On the other hand, the People of the Spirit recognize their own weaknesses. They search their hearts and readily admit their shortcomings.

We do not know how to pray as we should. But because of their humility, the Spirit intercedes for them.

What is the result of their search for God? They have hope and they are saved.

Sometimes we are scattered and confused. Sometimes all of our hard work comes to nothing and we are forced to begin again. This is a sign to us that we are probably thinking and behaving like the People of Babel.

We are seeking our own fame and fortune. We are seeking our own will. We are seeking to build a monument to ourselves. This, of course, never ends well.

If we want to end all this confusion, if we want all of our hard work to come to come to something, to come to fruition, then we have to become People of the Spirit.

We have to allow the Holy Spirit to come to our aid. We have to invite the Holy Spirit to intercede for us.

We can begin by seeking what God wants for us instead of always doing only what we want.

Through prayer, we can begin to discover God’s will for us. Through prayer, we can begin asking the Holy Spirit for wisdom and guidance.

Today on this Feast of Pentecost let us search our hearts to see if we are People of Babel or People of the Spirit.

The People of Babel end up scattered and confused while the People of the Spirit have hope and are saved.

Saturday, May 13, 2017

05-14-17 -- 5th Sunday of Easter, Year A

May 14, 2017 - 5th Sunday of Easter, Year A 
Saint Martin de Tours Catholic Church

We are created as God’s beloved precious ones. In baptism, we become sons and daughters of God the father. And that’s a transformation that happens from the inside out.

As children of the father, we are brought into the Catholic Church. Until Jesus’ dwelling place is ready and he comes to take us home, we have a temporary dwelling place here. We have a place where we belong. We have a place at the table now.

This is our dwelling place. No matter where we go in the world we will always have this family. No matter what we go through in our lives we will always have this family. And even when we mess up terribly, this family of the church is always ready to take us back.

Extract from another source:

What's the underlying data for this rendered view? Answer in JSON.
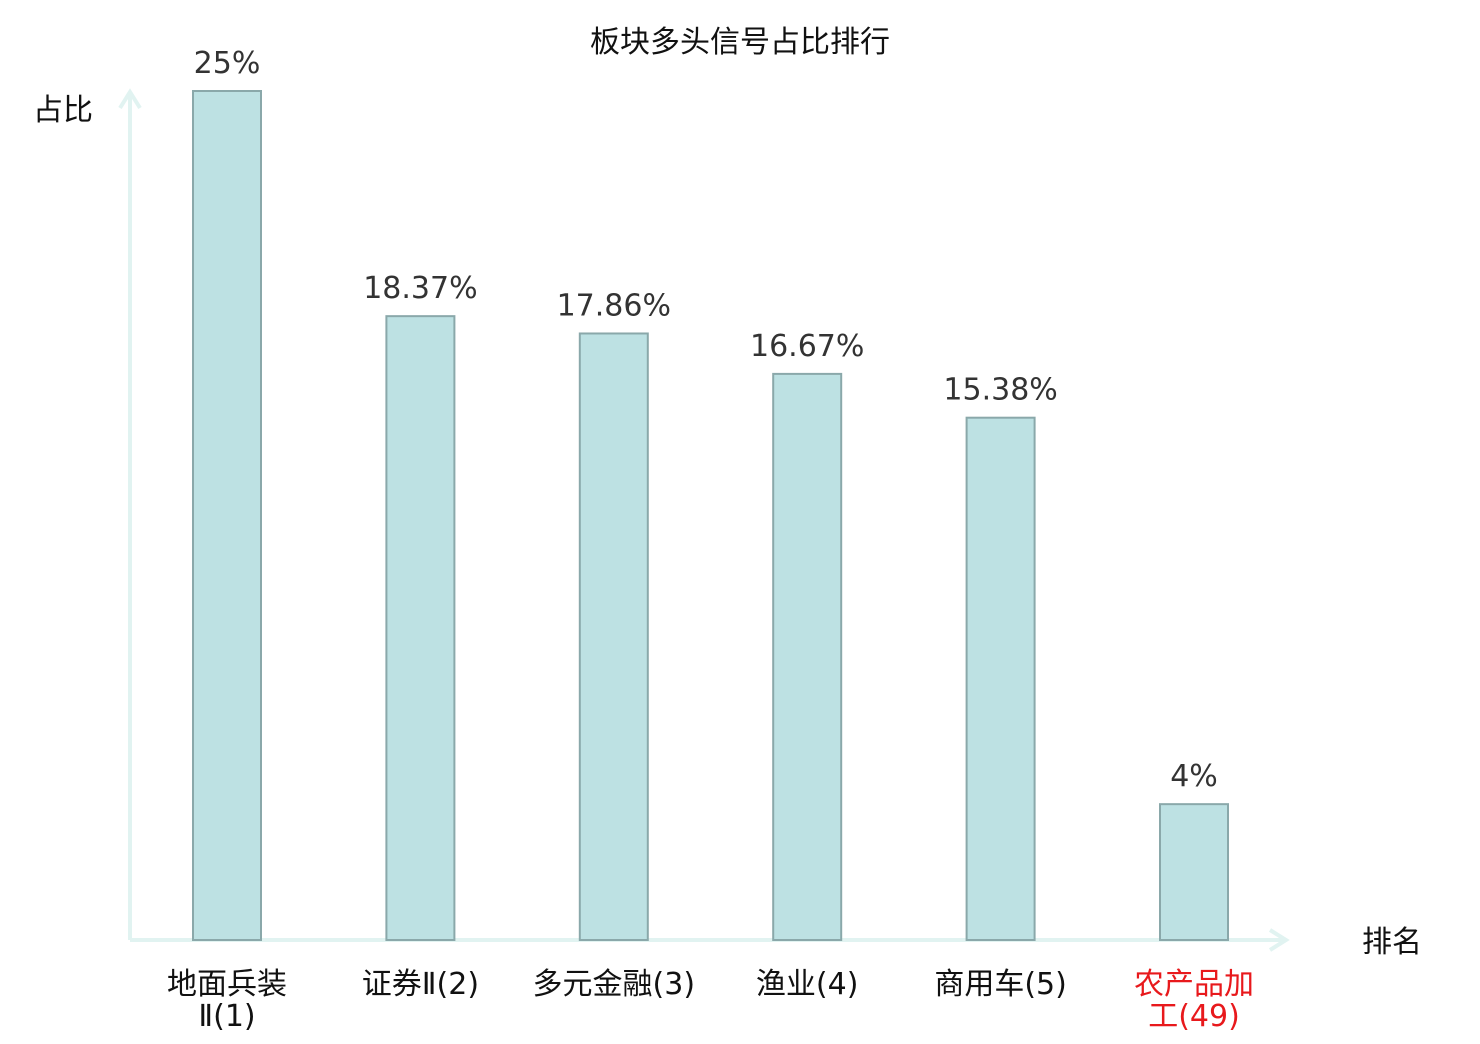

No matter what, we always belong here. This Catholic Church is our temporary dwelling place until we reach our eternal home.

It is here that we can have an incredible encounter with Jesus. Jesus wants nearness. Jesus wants closeness. I desire to take you to myself so that where I am you will also be.

There are many ways for us to begin to have this closeness to Jesus. We can start by coming here often. This is God’s dwelling place here on earth. And Jesus his only son, our brother, is the cornerstone of this edifice.

This is only a foretaste of the magnificent dwelling that is being made ready in heaven.

It is here that we learn Jesus is the way. It is Jesus who will get us to the eternal dwelling place that is being prepared. We are called to be men and women of the way.

It is here that we learn Jesus is the truth. Jesus gives an example of radical honesty. We are called to be men and women of the truth.

It is here that we learn Jesus is the life. When we feel forgotten, lifeless, unimportant, we can come here and reach out and take Jesus by the hand and he will restore us to new life. Jesus wants to share his life with us. We are called to be men and women of life.

Jesus is the cornerstone of this magnificent shrine. And Jesus desires closeness. Jesus longs for us to come here and be with him.

And when we come here, we belong. When we come here we are a chosen race, a royal priesthood, the sons and daughters of God the most high, who calls us out of darkness into his wonderful light.